また純資産については、自己株式の取得を行ったこと等により6億31百万円減少しましたが、負債の減少の割合の方が大きかったために、当連結会計年度末の自己資本比率としては56.7%と前連結会計年度末に比べ2.3ポイント上昇しました。
c.キャッシュフローに関する分析・検討
当社グループの資金需要のうち主なものは、生産活動に必要な材料費、外注費及び労務費等の製造費用や、受注獲得や競争力強化のための販売費及び一般管理費等の営業費用であります。また、資金の需給状況に応じて株主還元や成長投資にも資金を利用しております。また、新型コロナウイルスの世界的な感染拡大によるキャッシュ・フローの急激な悪化に備え、当社グループでは手元流動性を十分に確保する方針を執っております。万一、追加の資金が必要になった場合には、金融機関からの借り入れにより資金を調達していく考えです。
当社グループは、当連結会計年度において株主還元に24億67百万円、成長投資に16億74百万円使用しました。当社では、株主の皆様に対する利益還元を経営の重要課題の一つとして位置付けており、「第4 提出会社の状況 3 配当政策」に記載しております株主還元方針に従った自己株式の取得や配当金の支払い等、機動的な株主還元を実施しております。

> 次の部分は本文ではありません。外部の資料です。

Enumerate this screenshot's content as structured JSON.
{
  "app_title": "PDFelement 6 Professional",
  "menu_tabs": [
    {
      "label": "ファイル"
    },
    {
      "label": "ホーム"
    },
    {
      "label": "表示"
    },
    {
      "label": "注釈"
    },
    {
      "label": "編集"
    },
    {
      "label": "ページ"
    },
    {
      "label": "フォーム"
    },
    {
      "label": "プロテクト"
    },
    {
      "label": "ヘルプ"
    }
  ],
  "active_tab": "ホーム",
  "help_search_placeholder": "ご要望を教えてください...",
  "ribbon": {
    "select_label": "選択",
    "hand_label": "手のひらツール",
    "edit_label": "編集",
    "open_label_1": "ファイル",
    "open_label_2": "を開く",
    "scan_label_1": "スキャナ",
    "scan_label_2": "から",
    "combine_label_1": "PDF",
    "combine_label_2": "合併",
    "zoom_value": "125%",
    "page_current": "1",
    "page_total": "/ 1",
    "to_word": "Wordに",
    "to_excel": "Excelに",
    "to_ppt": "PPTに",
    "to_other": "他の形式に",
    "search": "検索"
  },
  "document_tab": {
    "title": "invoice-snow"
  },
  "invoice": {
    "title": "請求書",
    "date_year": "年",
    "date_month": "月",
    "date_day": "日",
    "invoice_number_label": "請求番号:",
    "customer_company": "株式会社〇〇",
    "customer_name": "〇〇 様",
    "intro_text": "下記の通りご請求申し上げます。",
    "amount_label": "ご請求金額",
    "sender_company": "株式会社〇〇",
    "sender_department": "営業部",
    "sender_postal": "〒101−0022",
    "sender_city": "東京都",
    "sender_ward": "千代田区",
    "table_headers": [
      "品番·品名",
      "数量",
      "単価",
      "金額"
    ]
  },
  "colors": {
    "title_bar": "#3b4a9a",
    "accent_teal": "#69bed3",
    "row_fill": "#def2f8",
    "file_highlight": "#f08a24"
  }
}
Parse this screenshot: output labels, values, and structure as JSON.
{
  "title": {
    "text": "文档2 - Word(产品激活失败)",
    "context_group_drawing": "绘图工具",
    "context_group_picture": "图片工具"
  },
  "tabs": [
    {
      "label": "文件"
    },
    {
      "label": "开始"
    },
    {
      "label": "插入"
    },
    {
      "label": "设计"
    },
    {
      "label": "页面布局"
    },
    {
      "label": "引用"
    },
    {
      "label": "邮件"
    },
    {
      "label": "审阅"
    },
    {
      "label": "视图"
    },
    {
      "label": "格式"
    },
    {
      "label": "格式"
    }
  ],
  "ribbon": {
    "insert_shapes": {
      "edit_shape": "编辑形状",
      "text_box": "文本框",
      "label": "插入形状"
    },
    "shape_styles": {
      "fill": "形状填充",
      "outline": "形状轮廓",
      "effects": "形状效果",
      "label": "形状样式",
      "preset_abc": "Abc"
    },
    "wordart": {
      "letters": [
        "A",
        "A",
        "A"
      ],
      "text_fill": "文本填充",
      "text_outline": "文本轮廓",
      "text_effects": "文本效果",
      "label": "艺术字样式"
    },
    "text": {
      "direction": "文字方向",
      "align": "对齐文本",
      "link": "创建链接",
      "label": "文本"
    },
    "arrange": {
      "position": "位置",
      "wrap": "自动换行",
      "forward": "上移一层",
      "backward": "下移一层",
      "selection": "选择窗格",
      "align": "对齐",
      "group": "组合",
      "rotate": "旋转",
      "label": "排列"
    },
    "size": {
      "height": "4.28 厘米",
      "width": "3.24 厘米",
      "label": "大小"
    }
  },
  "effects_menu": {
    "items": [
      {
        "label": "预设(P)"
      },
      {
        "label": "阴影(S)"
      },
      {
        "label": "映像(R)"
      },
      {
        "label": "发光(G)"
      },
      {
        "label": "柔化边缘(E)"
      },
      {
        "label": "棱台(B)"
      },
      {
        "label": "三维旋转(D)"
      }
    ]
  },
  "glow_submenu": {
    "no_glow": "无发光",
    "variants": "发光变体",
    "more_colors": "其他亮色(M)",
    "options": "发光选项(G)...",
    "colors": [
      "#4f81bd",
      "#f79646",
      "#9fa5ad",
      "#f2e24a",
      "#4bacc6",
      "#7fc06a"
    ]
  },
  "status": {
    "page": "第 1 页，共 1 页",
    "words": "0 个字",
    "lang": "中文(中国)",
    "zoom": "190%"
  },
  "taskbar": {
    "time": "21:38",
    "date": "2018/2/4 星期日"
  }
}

また、中期経営計画に定めております、新規事業の早期収益化を目指したベンチャー投資のほか、既存事業の生産能力強化等成長投資にも資金を利用しております。
当社グループでは、事業運営上必要な流動性と資金の源泉を安定的に確保するため、営業活動から獲得した手元資金を活用するほか、必要に応じて金融機関より短期借入金及び長期借入金による資金調達を行っております。
なお、当連結会計年度末における有利子負債残高は129億56百万円となっております。また、当連結会計年度末における現金及び現金同等物の残高は114億2百万円であります。